Aalahayude Penmakkal

Sarah Joseph. Aalahayude Penmakkal. Thrissur :
Current Books, 1999
149 pp, Rs. 65/-

Aalahayude Penmakkal (The Daughters of God, the Father) by Sarah Joseph, published in November 1999, has already won recognition as a unique novel in Malayalam, that fully transmits the marginalized history and experience of a historically muted subaltern group, in a strikingly new narrative technique. The Italian Marxist Antonio Gramsci, who introduced the term ‘Subalternity’ has pointed out that new literatures are created only when the experiences of various kinds of marginalization and the pathos of subordination are brought into the mainstream. In this sense the novel is the new literature, as it presents the waxing and waning of “world’s cheapest people living at the cheapest place, fit only for the dead and decayed”, and that too, through the life sketches of the doubly subaltern women of that group, belonging to three successive generations.

when townships are expanded, the suburbs are no more suburbs and the people who live there, forming the lowest stratum of society are pushed back and scattered. They are the ones who supply everything the town needs and demands. They simply live there, unorganised and uncivilized, totally ignorant of the developmental phases of their sub-culture. The onslaught of urbanization with its increased complexities of systems dismisses them. Once their suburb is urbanized and transformed into ‘clean city, green city’, they have no right over there; so every man, woman and child at ‘Kokkanchara’ has to live and die disposed as is the fate of every subaltern. In the Heraclitian deluge with which the novel concludes, the entire group is wiped away from the face of the earth and the new pavements and multi-storeyed houses that replaced their ‘Kodichiangadi’ will never acknowledge their existence.

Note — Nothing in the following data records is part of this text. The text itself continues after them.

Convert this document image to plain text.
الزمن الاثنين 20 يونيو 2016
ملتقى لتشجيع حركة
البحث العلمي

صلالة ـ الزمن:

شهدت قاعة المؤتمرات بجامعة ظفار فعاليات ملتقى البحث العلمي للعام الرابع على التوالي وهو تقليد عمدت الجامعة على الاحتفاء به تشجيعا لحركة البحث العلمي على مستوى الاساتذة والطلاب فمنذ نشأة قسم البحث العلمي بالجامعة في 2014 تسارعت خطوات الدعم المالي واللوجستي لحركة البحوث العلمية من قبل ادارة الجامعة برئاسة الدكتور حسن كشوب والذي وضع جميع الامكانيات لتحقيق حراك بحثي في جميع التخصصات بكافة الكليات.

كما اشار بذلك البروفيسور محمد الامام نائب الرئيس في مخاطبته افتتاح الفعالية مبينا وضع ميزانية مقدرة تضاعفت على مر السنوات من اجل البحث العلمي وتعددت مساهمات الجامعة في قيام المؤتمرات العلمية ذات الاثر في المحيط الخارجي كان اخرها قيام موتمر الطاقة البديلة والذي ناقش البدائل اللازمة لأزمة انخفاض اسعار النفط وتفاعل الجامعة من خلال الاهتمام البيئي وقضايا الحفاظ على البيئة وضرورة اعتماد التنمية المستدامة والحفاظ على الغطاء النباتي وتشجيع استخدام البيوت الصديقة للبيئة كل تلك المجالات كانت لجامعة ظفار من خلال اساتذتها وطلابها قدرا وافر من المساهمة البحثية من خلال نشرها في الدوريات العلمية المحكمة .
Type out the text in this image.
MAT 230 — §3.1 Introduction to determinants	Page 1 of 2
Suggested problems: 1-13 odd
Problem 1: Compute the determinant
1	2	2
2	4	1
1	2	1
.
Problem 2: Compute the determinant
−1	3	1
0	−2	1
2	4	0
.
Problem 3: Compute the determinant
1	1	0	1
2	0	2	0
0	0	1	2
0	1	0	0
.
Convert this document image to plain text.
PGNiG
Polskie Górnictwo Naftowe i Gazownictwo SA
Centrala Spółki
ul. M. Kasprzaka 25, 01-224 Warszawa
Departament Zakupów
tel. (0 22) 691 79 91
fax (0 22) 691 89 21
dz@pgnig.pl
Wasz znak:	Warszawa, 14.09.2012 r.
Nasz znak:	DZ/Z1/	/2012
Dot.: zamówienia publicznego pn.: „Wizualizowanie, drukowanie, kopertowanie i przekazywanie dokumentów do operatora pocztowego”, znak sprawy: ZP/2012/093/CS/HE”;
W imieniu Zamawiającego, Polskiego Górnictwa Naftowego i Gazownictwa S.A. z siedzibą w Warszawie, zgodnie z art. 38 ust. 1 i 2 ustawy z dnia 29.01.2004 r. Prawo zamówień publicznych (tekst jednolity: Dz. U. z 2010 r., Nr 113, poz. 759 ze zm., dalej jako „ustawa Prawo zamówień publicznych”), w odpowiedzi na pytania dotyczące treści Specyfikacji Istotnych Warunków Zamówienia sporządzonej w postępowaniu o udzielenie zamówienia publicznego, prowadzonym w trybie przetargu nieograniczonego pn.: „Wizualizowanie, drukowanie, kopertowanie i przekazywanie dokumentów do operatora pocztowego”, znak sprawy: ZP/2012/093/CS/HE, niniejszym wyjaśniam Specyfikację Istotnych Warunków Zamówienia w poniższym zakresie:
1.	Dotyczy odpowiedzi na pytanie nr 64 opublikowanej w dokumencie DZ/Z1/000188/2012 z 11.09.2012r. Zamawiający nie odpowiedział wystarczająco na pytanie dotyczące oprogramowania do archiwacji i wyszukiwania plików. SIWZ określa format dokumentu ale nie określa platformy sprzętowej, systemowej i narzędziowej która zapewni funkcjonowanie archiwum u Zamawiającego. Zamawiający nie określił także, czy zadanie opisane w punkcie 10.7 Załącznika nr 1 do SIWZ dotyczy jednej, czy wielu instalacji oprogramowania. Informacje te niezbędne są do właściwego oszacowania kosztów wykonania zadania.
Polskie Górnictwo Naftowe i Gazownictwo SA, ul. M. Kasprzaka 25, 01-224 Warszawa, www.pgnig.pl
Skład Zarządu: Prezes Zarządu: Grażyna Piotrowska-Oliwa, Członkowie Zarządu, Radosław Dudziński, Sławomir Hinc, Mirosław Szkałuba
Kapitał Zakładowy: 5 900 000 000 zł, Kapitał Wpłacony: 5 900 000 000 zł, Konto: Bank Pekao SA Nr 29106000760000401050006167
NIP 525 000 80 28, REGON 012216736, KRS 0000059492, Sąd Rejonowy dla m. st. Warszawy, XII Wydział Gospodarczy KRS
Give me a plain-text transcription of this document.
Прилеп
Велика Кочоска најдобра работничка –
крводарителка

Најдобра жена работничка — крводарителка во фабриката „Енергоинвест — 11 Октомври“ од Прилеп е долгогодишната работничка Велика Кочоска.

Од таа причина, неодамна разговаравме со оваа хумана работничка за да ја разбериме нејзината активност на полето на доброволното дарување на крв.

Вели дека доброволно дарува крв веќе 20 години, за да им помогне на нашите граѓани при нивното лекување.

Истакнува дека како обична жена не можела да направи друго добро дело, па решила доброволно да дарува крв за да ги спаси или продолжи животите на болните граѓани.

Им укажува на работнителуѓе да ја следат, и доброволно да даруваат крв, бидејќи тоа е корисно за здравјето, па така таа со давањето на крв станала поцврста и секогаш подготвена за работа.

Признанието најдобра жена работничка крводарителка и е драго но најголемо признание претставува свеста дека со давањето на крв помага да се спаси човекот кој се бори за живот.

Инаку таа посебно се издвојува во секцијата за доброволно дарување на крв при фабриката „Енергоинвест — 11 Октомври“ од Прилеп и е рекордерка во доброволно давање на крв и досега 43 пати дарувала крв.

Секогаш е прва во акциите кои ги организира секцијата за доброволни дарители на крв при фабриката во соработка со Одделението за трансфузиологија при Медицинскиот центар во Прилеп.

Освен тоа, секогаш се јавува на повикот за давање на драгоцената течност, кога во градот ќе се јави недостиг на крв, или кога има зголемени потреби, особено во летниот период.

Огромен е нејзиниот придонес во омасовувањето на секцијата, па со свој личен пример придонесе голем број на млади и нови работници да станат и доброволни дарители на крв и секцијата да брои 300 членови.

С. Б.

The history and story of Kokkanchara is also the history and story of the women there, or vice – versa. From the very title to the last word, the novel strikes a deep and vibrant chord of feminism. Annie, the eight year old girl, is the female hero, performing the schizoid function of experiencing and narrating. It is symbolic that she never grows up and experiences the pangs and pains of womanhood. She is always the child and sees everything with child like honesty and clarity. Her focalization spans the past and present of the land as well as its people. It is amusing to look at the socio-political and religious upheavals in the state in the 1950’s through the prism of Annie’s imaginative yet realistic consciousness. Annie learns through the lives of her grandmother, mother and five aunts, about the different and difficult predicament of women. But she is strengthened and consoled by the fact that a day will come when, she learns the mysterious Aalaha’s prayer, which has a divine capacity to exorcise the evil. The moment of epiphany strikes her like a double edged sword. She has also become the sole possessor of the Aalahas prayer, but she has also become the sole possessor of her people’s subculture and damnation.

The uniqueness of the novel rests on the re-barbarisation of history through a set of symbols and the de- Sanskritizaiton of the language spoken by the subaltern group. Kokkanchara may remind one of a particular suburb of Thrissur, which has been once upon a time the town cemetery. But places like this are always there on the outskirts of any town. Oscar Handlin, the American ethnic historiographer has commented that the story – real orfictional – of the outskirts of a town any where in the world is the sign post of national character, gender and ethnicity. So, Kokkanchara is the signpost of a historical and universal phenomenon. The beautiful mosaic of symbols woven into the texture of the story confirms this, and at the same time makes the novel distinctly culture specific. The Aalaha’s prayer, and the amara pandhal are two interacting symbols that dominate and control the story. Similarly the de-standardized language, which is not the accepted dialect of Thrissur, but found only in the oral folk tradition, highly colours the narrative and makes it language specific. Even the names of characters like Cherichi or Nonu are destandardized to the extent that they are no more recognized by an ordinary speaker of Malayalam. But as mentioned earlier, these aspects make Aalahayude Penmakkal more an unforgettable experience than a couple of hours’ leisurely reading. No doubt, it will have a special place in the bookstands of literature.


MARIAMMA PANJIKKARAN. Teaches English at S.D. College, Alappuzha. Area of interest is feminist stylistics. Currently doing her Ph.D at the Institute of English, University of Kerala.